When state and federal programs to health-care providers began, so did a behind-the-scenes struggle. It centered on keeping the payments secret.
The driving force in this effort for blocking release of the information has been the American Medical Association. Yet now, in a deal with the Obama administration, the AMA has agreed to call off its lobbyists and let the sun shine in.
Nothing – not one thing – is a better remedy to both uphold the reputation of reputable providers and to expose billions upon billions of flagrant fraud and abuse that infect the programs.
Consider that one physical therapist – not a doctor – billed Medicare for $4 million in 2012. According to The New York Times, that means each of the 1,950 people listed by the firm as clients would have received 94 treatments that year. The clinic would have provided 183,000 treatments total, or 500 per day, 21 per hour.
Consider that, as it happened, each and every one of the 1,950 clients also needed the full range of preliminary tests and evaluations – every one that Medicare will pay for – before treatment began.
Consider that eight of the top 10 Medicare billers for physical therapy are neighbors of the ringleader, all in Brooklyn, N.Y.
How do such travesties arise?
Through secrecy, yes – but there’s another almost equally troubling factor.
It is this: Hospitals, doctors and clinics want their money. Thanks in large part to the medical lobby, CMS, the government contractor that serves as paymaster, has been required by federal law to send checks no more than 30 days after receiving invoices with approved provider numbers.
It doesn’t matter if the invoice shows that Donald Duck was picked up at a nursing home in Seattle and taken to an appointment in Maine. If the coding is right, a check goes out.
Then, ostensibly, one of a handful of investigators follows up on “suspicious claims.” It is those investigations that lead to the occasional news stories about mass fraud. There are rarely arrests because more often than not a “provider” will have used a rented postal address and will be long gone before anyone shows up to investigate.
Easy pickings doesn’t begin to describe such a situation.
As for its rationale against disclosure, the AMA had several pages of reasons, which could be summed up as, “We think people are too dumb.”
For instance, printing the amounts paid would not reflect the quality of care, local factors such as regional pricing differentials and (my favorite) that people would not understand that providers’ expenses would have to be paid out of the checks they received from Uncle Sam.
Of course, we’re smart enough to know that when a contractor is paid $24 million to build a new high school, the contractor doesn’t keep all $24 million. We’re smart enough to know that when we read that a new bridge, paid for with public funds, will cost $50 million we know the largest chunks go to labor and materials with some reserved for taxes and profit.
But the AMA insisted that if people read that a dentist in Tutwiler billed $25,000 per year, people would think the dentist kept every penny.
Even after the AMA agreed to back off, the organization was miffed that CMS released the first wave of information before providers had a chance to review and prepare for media inquiries.
“The American Medical Association is committed to transparency and the availability of information for patients to make informed decisions about their medical care,” said AMA President Ardis Dee Hoven, M.D., in a statement. “We believe that the broad data dump today by CMS has significant short-comings regarding the accuracy and value of the medical services rendered by physicians.
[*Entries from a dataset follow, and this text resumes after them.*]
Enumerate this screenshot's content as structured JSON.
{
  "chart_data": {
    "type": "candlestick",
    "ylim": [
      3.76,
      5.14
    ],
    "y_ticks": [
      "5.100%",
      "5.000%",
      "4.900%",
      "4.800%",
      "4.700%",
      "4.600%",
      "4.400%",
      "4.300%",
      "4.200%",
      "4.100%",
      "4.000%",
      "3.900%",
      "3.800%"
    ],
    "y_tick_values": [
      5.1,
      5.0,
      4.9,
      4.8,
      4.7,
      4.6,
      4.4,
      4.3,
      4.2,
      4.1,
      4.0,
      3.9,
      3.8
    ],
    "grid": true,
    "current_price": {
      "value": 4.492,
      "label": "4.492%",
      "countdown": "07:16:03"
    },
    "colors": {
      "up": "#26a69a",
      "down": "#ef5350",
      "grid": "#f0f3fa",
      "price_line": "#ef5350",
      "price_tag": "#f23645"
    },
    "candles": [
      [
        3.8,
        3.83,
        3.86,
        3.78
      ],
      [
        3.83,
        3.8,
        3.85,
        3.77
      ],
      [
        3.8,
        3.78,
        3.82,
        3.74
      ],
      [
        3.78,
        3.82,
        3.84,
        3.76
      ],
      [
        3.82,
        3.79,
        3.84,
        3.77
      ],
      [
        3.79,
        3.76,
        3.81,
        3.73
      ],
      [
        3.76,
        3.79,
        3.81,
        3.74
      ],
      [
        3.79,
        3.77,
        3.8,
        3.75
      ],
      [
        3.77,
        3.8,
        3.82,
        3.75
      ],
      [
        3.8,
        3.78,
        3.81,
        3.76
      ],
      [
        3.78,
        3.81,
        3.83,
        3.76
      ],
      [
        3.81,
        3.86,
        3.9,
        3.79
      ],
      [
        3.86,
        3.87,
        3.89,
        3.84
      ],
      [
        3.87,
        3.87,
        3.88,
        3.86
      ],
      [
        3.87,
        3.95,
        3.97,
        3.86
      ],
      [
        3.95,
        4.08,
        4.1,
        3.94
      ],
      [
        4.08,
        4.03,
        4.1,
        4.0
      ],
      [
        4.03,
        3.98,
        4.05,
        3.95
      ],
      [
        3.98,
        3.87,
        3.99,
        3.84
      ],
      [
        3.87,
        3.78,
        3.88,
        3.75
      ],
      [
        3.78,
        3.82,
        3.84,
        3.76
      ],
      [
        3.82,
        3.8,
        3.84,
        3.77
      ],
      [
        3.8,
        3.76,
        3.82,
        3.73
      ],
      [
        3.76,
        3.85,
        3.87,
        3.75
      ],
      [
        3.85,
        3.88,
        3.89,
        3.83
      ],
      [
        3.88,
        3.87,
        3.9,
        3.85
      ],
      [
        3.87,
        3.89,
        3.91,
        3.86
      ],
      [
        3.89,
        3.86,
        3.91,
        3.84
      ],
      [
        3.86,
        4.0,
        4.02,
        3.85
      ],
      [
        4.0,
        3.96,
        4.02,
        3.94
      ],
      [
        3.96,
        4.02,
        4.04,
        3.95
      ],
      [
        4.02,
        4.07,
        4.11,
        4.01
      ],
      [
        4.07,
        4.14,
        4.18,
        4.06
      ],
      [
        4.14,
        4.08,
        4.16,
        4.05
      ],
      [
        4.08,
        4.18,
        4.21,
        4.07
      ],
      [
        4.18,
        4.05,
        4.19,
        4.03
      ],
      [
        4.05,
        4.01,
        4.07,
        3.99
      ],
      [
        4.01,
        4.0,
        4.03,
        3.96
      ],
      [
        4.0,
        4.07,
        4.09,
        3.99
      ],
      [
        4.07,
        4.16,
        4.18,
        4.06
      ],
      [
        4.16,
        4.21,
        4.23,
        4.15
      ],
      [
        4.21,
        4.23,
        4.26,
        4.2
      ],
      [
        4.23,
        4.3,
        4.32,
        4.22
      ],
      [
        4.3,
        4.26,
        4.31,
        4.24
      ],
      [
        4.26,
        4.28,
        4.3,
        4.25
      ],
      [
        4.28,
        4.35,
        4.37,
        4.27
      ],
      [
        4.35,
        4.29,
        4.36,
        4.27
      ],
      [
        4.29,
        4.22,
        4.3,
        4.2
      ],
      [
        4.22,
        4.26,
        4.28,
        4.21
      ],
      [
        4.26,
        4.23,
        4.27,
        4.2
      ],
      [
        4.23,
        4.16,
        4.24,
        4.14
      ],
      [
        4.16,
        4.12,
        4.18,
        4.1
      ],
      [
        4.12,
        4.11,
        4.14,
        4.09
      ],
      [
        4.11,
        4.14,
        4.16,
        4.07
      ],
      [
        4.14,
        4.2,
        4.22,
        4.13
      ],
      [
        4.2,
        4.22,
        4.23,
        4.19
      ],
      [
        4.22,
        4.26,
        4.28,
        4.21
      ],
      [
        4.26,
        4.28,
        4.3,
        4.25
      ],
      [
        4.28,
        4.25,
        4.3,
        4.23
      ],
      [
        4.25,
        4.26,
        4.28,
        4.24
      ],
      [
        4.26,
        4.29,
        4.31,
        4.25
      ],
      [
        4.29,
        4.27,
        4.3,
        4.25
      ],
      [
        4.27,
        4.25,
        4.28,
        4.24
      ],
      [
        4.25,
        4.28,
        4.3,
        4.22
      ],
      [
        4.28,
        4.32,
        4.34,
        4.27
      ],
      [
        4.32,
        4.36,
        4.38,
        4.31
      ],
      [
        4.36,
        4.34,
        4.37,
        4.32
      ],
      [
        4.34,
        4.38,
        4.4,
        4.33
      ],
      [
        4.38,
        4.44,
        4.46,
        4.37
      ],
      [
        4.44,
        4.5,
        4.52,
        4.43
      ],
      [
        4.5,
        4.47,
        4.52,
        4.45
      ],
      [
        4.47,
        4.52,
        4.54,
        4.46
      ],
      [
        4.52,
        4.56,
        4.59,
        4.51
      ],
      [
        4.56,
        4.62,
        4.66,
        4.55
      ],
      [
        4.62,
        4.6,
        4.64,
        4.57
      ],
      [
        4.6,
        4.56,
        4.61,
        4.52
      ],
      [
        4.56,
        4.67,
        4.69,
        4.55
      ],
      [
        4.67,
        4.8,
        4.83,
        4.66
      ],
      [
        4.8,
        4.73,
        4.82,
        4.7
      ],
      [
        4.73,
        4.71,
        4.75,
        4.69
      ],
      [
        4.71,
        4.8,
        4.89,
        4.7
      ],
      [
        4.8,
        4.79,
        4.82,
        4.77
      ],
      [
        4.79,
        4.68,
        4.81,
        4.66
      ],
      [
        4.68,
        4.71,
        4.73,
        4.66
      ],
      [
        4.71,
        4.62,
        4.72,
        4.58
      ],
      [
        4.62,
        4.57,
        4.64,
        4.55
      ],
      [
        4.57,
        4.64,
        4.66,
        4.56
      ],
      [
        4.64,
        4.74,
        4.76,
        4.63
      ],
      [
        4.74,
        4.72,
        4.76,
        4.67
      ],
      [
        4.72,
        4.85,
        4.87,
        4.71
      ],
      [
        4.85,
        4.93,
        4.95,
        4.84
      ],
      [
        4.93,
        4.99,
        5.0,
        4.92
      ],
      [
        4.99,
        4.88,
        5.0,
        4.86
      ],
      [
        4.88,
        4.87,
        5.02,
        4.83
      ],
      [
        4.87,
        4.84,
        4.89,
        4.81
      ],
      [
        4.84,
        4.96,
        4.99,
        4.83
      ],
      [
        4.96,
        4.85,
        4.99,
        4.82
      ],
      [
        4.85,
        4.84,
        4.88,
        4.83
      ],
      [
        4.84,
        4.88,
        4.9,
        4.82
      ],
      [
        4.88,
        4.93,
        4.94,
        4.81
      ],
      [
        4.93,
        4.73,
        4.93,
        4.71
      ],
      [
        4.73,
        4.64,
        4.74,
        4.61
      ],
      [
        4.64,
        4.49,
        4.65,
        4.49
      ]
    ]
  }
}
Releasing the data without context will likely lead to inaccuracies, misinterpretations, false conclusions and other unintended consequences.”
As these things go, not every amount paid to every provider is being placed on a website. Congress and the president may turn tail. They have before.
Admittedly, the payments aren’t generous. Providers get much less for Medicaid and Medicare clients than they do for private pay or privately insured patients.
Still, a really effective weapon against fraud would be to require all providers to post their Medicaid and Medicare billing and, perhaps, a comparison chart.
For example, the average physical therapist in Brooklyn billed $49,000. Think people would have figured out something was awry when they saw one next door billed $4 million?